Das Prinzip Zeitung genießt Vertrauen, denn Journalisten kämpfen mit offenem Visier. Bis auf einige prominente Blogger verbirgt sich der gemeine Internet-Meinungsvertreter hinter Pseudonymen wie „Wackeldackel“ oder „Hotzenplotz“. Ekelige Schmähungen werden mit dem Hinweis gelöscht: „Bitte mäßigen Sie Ihre Ausdrucksweise!“ – Für eine Zeitung mit Haltung gilt: Wir stehen zu unserer Überzeugung. Name statt Anonymität. Das Prinzip Zeitung gewichtet Inhalte nach dem Fachwissen der Redaktion, nicht wie Google nach einem Algorithmus, bei dem die Zahl der Klicks über das Hirn, die Technik über die Argumente siegt. Im Prinzip Zeitung entscheidet menschlicher Sachverstand über Relevanz.

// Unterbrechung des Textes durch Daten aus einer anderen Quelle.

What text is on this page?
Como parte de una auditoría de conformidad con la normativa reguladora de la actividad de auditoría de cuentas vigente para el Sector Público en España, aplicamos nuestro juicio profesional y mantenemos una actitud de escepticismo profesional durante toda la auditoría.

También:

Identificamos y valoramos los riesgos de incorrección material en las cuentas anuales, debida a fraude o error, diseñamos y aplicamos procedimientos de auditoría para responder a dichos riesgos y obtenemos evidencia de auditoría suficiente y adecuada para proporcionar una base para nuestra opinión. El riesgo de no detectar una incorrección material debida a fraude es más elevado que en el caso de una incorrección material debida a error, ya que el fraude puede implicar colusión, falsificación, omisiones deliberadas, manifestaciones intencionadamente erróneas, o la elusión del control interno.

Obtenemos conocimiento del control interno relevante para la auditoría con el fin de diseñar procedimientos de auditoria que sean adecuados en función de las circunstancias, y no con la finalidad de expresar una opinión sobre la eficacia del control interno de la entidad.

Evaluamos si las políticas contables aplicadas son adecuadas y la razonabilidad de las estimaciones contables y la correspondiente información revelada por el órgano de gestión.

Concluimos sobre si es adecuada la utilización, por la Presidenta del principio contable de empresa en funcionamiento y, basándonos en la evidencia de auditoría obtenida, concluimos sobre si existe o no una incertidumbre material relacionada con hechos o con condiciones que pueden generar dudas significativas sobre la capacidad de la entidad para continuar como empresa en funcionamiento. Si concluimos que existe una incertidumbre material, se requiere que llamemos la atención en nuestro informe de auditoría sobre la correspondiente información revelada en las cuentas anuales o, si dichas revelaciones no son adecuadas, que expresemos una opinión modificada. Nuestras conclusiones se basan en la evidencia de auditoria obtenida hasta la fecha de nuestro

Das Prinzip Zeitung setzt sich ab von der Schwarmintelligenz. Es verteidigt die individuelle Erkenntnis gegen den Massenwahn. Es ist das Gegenmodell zu der vom Fernsehen erfundenen „scripted reality“, in der Laiendarsteller so tun, als wären ihre Drehbuchdialoge das wirkliche Leben. Insoweit erweist sich die Entscheidung der Nannen-Jury auch im Nachhinein als weise. Sie hat eine Vertrauensgrenze aufgezeigt, die der Journalist nicht überschreiten darf – gerade weil andere Medien das täglich tun.

Professor Ernst Elitz war Gründungsintendant des Deutschlandradios. Er lehrt Kultur- und Medienmanagement an der Freien Universität Berlin.